Note that due to the interrelated nature of supply chains and society, supply chain attacks can result in socioeconomic instability (e.g. attacking food production, payment systems, etc.)Also, if you can interrupt supply of a good or service, you can affect pricing through a supply chain hack, so there are certainly incentives for orchestrated attacks. (Click to enlarge)
How to Threat Model Your Supply Chain
Look at risks with for your company that have high likelihood, based on your company and industry (what attacks has your and similar companies faced?).
Determine which parts of your attack surface are relevant to the threat(s).
Identify vulnerabilities/weaknesses that live within this attack surface.

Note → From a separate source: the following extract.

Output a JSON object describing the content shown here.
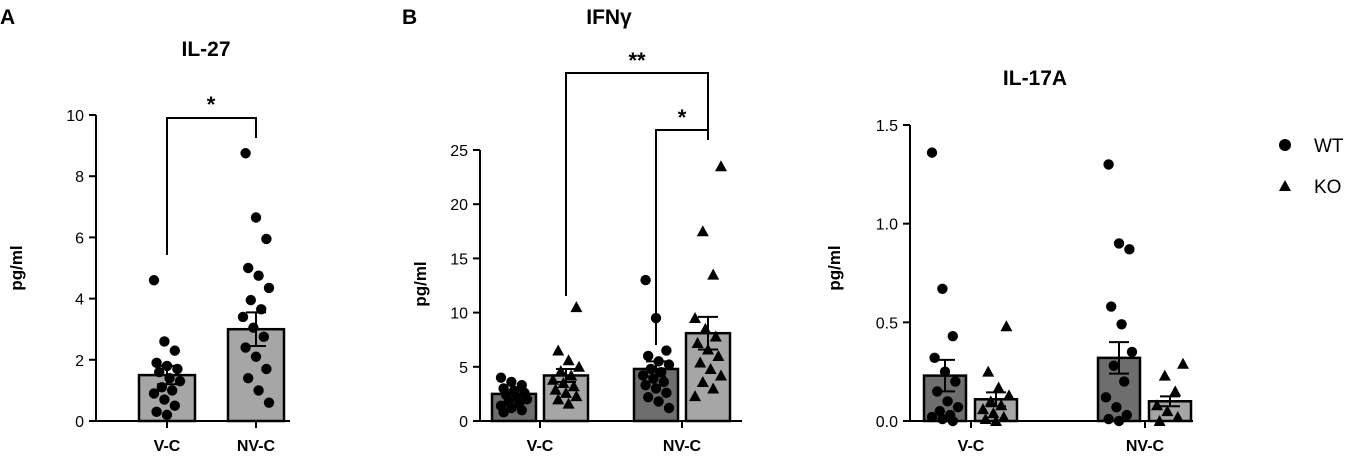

Build a threat library based upon attackers’ likely motives.
Build an attack library that realizes the motives in your threat library.
Determine the success of these attack patterns via security research or manual pen testing.
Threat Modelling USPS
Tony walks through threat modelling the U.S. Postal Service (USPS), including several of the large sorting devices they use. See slides 13 - 18 for more details.
You can’t cover every attack, focus on the ones that are most likely based on evidence and data.
Tony believes attack trees are more useful than data flow diagrams (DFDs) for threat modeling, as they make potential attack paths concrete.
Given these attack trees, you can then do a probabilistic analysis of the viability of each path. For example, if many of the vulns relate to denial-of-service, and the attacker’s goal is to cost the company money, then these paths could enable an attacker to realize that goal.
The Danger of Testimonials
One clever OSINT vector Tony points out is testimonials, the brief blurbs busineses have on their sites in which customers promote a product.
If you have developed exploits for a given hardware or software provider, you can use testimonials to determine who uses the vulnerable product. If you’re targeting a specific company, you can review the websites of product companies who tend to serve the target’s vertical to see which vendors and potentially even the specific products the target company uses.
Job postings can similarly reveal the technologies and products a company uses.
Examining the trust boundaries between layers, components, and supply chain providers. Getting in to the control level is great for repudiation. (Click to enlarge)
Probability = event / outcome
What events have actually occurred in the threat model you’re building, and what were their outcomes?
Attack Surface as a Service
Similar to aggregating compromised PII into a marketplace, there are already marketplaces for companies’ vulnerabilities and attack surfaces - the people they employ and their roles, the software the company uses, their domains/IPs/etc. Government groups and private hacker syndicates for hire are the most mature in this area.